In March 2021, members of the Dutch House of Representatives submitted an initiative bill to introduce a legal threshold for international corporate social responsibility for Dutch companies that operate internationally. The aim is to increase compliance by companies with the OECD Guidelines for Multinational Enterprises on Responsible Business Conduct.
Content of initial legislative proposal
The initial proposal included a general duty of care with regard to adverse effects on human rights or the environment for every Dutch company active internationally, as well as for foreign companies that provide services or have products in the Dutch market. In addition, it prescribed a due diligence process in the value chain of large enterprises, in accordance with the principles and standards of the OECD Guidelines for Multinational Enterprises. In this context, large means that at least two of the following three requirements have been met: balance sheet total of EUR 20 million, net turnover of EUR 40 million, average number of employees of 250. For purposes of such due diligence, a policy must be drawn up in respect of which directors are responsible. The mandatory drafting of a separate climate plan was also proposed.
Criticism and amendments to the legislative proposal
In 2022, the Council of State issued an opinion criticising, in particular, the complexity due to its international nature and the sanctions regime. Following that criticism, the bill was amended at the end of 2022. Still, various parties believe that it is better to wait for future international and European legislation in this area, such as the proposed Corporate Sustainability Due Diligence Directive (CSDDD).
However, the initiators did not want to await such legislation and, after sustained criticism from both ministers and companies, amended and clarified the bill again on 15 September 2023. These are the key changes:
- Transfer of responsibility to the company: Whereas previously directors would be made individually responsible for the introduction and implementation of a due diligence policy was placed on, such responsibility would now be imposed on the company instead. This also triggers a change to the reporting obligations, with individual directors no longer being obliged to report to the board of directors. Only the company's failure to report will be punishable, as an economic offense.

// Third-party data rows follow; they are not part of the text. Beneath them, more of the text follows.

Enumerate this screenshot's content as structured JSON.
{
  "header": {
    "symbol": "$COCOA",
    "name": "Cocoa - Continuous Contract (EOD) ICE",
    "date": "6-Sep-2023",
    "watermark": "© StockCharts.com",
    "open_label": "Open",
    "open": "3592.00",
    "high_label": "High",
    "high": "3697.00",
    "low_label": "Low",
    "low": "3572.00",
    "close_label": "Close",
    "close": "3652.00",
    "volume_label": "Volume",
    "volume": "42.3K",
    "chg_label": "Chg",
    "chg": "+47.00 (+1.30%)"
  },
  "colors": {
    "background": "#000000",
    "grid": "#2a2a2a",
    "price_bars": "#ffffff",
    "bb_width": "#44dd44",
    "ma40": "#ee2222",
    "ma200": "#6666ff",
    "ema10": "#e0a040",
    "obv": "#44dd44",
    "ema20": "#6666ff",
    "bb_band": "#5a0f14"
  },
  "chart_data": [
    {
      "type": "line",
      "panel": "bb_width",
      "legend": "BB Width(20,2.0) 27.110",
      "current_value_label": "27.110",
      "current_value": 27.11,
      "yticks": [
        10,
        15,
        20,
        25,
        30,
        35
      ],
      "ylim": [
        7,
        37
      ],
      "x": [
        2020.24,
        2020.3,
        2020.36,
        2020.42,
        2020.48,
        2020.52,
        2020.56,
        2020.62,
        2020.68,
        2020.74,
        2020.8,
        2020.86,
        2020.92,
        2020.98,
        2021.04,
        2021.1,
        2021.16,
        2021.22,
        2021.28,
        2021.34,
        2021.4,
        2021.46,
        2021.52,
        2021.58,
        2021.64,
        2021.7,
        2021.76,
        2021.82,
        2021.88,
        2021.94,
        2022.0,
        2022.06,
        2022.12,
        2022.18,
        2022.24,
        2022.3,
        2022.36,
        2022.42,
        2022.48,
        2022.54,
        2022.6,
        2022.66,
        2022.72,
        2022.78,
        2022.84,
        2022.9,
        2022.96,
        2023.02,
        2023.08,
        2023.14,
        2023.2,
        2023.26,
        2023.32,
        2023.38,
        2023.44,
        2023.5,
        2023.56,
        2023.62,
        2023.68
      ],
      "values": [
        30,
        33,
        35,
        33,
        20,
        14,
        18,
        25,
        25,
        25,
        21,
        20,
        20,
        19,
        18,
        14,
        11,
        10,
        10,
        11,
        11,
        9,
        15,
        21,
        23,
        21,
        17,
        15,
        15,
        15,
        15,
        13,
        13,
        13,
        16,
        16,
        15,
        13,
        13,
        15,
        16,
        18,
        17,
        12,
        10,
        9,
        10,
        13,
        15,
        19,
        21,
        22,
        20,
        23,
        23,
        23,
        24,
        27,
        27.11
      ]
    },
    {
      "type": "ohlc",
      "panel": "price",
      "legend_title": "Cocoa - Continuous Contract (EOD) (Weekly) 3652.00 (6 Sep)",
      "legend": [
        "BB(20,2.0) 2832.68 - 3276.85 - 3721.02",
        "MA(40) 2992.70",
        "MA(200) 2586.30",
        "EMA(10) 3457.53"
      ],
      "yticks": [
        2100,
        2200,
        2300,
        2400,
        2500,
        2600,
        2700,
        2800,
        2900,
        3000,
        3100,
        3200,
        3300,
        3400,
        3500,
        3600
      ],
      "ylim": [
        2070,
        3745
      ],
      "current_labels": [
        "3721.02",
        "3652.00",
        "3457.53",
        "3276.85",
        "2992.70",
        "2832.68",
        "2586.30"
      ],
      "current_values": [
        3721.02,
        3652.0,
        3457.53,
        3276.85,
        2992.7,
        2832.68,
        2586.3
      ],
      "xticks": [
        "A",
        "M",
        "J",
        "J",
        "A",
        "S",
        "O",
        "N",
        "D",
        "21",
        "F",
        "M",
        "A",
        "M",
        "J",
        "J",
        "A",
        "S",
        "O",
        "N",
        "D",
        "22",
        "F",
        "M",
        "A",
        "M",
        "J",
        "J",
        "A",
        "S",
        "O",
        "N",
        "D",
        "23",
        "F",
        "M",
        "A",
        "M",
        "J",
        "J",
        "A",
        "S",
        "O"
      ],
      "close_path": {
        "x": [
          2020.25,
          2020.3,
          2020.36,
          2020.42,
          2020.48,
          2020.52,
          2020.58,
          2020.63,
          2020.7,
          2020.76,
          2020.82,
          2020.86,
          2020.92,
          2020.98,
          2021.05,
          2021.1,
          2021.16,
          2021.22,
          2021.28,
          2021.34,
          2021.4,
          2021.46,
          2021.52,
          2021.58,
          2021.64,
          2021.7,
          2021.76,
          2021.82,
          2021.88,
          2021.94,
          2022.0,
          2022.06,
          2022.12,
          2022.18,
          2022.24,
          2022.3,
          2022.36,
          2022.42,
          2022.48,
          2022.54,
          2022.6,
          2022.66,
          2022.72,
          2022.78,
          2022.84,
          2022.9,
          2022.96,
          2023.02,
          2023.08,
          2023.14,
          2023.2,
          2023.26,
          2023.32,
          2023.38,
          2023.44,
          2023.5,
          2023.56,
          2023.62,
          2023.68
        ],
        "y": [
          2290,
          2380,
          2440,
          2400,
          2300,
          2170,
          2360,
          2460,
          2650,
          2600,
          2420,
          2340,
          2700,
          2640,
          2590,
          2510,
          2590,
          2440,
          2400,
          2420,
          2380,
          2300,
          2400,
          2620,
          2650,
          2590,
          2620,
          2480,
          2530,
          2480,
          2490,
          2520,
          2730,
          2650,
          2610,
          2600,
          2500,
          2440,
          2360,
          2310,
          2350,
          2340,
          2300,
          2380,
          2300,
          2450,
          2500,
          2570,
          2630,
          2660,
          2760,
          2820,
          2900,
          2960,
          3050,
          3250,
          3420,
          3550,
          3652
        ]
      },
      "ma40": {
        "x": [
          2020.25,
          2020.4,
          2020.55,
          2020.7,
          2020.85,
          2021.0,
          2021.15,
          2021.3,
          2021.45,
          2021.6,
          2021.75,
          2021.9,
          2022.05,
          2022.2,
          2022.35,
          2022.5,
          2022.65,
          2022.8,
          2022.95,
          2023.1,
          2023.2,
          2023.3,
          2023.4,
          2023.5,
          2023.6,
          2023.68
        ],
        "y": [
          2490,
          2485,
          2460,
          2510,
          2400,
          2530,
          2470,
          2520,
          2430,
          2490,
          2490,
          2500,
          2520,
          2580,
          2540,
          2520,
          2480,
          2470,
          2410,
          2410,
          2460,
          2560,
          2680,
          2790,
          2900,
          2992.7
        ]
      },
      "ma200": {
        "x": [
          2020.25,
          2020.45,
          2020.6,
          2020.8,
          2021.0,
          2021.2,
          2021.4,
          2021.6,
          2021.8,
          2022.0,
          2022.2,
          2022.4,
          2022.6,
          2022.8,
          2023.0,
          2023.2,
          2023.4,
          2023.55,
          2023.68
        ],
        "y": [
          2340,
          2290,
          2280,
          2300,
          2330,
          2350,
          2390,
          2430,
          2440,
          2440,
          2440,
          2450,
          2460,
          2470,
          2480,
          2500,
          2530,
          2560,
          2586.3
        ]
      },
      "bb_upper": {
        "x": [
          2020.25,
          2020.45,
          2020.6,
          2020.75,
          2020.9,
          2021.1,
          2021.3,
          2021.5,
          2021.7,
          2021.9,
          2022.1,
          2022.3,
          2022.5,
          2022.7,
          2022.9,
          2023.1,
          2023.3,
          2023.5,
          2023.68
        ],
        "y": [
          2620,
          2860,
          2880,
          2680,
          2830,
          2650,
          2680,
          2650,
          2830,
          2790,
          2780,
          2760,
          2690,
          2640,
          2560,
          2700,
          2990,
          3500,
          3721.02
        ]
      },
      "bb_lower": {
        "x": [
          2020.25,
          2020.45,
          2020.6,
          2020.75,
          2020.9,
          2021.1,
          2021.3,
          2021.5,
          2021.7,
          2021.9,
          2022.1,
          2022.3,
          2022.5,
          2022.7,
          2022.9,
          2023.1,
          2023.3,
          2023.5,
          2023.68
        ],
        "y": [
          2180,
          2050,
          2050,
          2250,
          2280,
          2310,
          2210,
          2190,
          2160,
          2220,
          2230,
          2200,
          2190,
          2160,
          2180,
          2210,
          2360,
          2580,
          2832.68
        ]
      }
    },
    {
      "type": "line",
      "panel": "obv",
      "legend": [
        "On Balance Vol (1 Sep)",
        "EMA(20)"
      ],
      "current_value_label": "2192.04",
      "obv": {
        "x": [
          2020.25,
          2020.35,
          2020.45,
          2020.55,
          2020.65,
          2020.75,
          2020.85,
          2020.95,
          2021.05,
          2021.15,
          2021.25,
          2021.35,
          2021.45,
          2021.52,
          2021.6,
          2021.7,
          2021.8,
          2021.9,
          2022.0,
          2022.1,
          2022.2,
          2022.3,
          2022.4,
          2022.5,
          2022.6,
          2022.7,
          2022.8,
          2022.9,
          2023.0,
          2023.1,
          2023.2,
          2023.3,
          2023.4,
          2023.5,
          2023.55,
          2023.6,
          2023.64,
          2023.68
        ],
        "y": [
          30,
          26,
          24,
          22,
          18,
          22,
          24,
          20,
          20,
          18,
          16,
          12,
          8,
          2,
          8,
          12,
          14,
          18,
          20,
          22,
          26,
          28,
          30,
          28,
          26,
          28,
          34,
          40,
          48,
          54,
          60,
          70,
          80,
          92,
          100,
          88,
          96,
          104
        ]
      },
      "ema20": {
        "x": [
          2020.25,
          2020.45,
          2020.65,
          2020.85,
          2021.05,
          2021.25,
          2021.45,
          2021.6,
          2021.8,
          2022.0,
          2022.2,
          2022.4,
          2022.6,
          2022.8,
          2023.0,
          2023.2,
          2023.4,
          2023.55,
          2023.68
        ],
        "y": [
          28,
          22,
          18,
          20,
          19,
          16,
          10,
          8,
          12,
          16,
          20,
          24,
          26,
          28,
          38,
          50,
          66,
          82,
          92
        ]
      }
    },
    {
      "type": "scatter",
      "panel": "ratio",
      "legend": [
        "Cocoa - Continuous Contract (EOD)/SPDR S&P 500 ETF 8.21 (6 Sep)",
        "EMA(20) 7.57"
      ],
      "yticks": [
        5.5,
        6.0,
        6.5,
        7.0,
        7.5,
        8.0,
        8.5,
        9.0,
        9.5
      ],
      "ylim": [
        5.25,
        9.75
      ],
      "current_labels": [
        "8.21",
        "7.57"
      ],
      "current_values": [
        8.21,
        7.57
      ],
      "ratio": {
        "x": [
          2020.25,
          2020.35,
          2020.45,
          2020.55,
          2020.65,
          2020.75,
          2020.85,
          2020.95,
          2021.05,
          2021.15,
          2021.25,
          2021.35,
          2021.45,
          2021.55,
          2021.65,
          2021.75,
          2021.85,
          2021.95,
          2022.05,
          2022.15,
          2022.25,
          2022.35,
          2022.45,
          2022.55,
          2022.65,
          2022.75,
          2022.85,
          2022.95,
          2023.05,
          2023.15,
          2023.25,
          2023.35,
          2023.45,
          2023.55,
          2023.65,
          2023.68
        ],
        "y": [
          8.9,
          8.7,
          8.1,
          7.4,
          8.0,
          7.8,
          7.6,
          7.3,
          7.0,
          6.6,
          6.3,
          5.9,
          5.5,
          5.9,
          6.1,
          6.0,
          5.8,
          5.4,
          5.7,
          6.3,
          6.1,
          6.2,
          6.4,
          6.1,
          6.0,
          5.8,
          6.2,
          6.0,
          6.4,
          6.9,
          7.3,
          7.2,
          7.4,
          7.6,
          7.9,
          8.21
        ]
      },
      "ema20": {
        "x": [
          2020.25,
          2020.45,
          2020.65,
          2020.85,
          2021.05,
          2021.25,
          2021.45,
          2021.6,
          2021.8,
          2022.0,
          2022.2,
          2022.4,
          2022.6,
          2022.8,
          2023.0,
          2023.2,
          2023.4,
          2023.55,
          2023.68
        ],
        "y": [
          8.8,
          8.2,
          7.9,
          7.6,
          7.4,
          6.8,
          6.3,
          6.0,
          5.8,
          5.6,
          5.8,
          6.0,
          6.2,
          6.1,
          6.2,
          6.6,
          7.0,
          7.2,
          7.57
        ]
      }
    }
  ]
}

- Elimination of separate climate plan
Instead of a separate climate plan, companies must include sustainability targets in their general action plan. The 55% percentage no longer applies to the greenhouse gas emission reduction target. Companies must include targets in the action plan that match the identified risks. This is more in line with the proposal for the CSDDD.
- Reduction of reporting obligations
Companies do not have to report twice if they also fall under the obligations of the Accounting Directive. Such companies will not need to comply with the reporting obligation under this Act.
- Inclusion of employees of subsidiaries
It has been clarified that employees of subsidiaries are counted as employees of the parent company. This means that parent companies are more likely to fall under the value chain due diligence obligation.
- Clarity on application to both subsidiaries and parent company
If both a subsidiary and a parent company fall under the value chain due diligence obligation, there could be uncertainty as to which company must comply with the obligation. It is proposed that the parent company may decide to comply alone with the value chain due diligence obligation, in which case it will also do so for the subsidiary, or to support the subsidiary in complying with the due diligence obligation, without detracting from the liability of the subsidiary.
- Amendment of the definition of foreign company
The description of a foreign company is amended so that it only covers companies with a material link with the Netherlands, as evidenced by a large number of customers or activities in the Netherlands in proportion to the total population. As a result, foreign companies will be less likely to fall under the scope of the new Act.
- Deferred operation for risk analysis
When a company draws up a due diligence policy for the first time, it does not yet need to have carried out a risk analysis.
- Elimination of administrative order
The power to impose an administrative order is removed because effectuation abroad can be problematic for the regulator.
- Possibility of financing and participation in trade missions
Only companies that have not been subject to any administrative sanction and that have not been irrevocably convicted under the Economic Offences Act for violation of the due diligence obligation will be eligible for financing or subsidies from the government and participation in trade missions.
Initially, the wish was to have the Act enter into force in phases from as early as 1 July 2024. Meanwhile, no dates are mentioned in the bill anymore. It has been indicated, however, that companies will have to gradually comply with the obligation to perform due diligence in the value chain within one year from the effective date of the Act. The initiators also still indicate their unwillingness to await European legislation. The question, however, is whether it is possible to act sooner than the completion of the CSDDD proposal, with a caretaker government. The bill has not been declared controversial, so its processing continues, but negotiations on the final European proposal are also expected to commence shortly. We will update this blog as soon as there are new developments.